Thursday, May 6, 2010
the prize and "high" vs "popular" culture
Two prizes are covered in short informative articles on the back page of the Life section of The Straits Times of 6 May. The one is a shortlist - with accompanying description - of the Turner prize candidates. The other is a brief summary of some of the better known actors who are in line for Tony awards. In the “high vs popular culture” debate, these two awards represent what would today be regarded as high culture: visual arts and the theatre. The visual arts, viewed in a museum or gallery, with their aura of muted splendour, and more recently, obscurism and inaccessibility, are per definition elitist. The theatre is arguably elitist because it demands harder work from the audience than do telly and movies in general. Of course, this is a debatable claim, because there are some very sophisticated films out there; films that challenge the viewer and draw him/her out of a comfort zone.
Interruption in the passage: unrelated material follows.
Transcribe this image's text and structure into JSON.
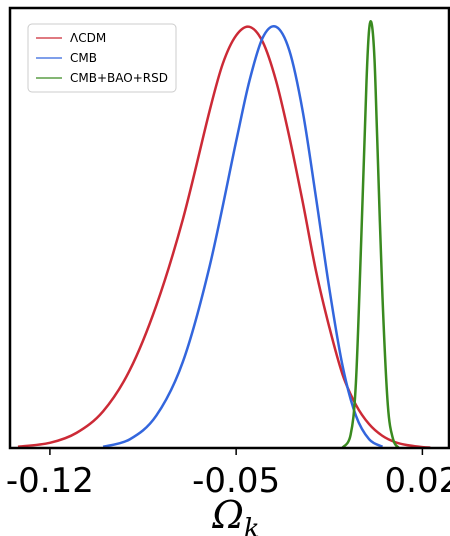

However, the camera takes over some of the choices that a person in a theatre needs to make about interpreting events, and there is a visual sumptuousness about film that is very difficult to fully replicate on a stage. The Turner has managed for a long time now to be both elitist and populist. This year’s “conventional by comparison” [to other years’] finalists include paintings depicting notorious murder and suicide sites; folk tunes recorded by the artist, and played at bus stations, cemeteries, museums and churches; and a painter who “mangles her canvasses”. Two consequences of such controversial choices are a continued debate about what exactly constitutes art, and people actually going to view that, and hopefully, other examples of "art". The Tony awards are mentioned in terms of the A-list Hollywood actors who are up for awards in respected plays and musicals. Is the implication that the movies help to keep theatre alive? One could ask whether the visual arts and the theatre have been severely compromised? Does it matter? The theatre and the gallery will be fuller, and that is surely important. But, does this reduce art to yet another consumer product that needs to be sold?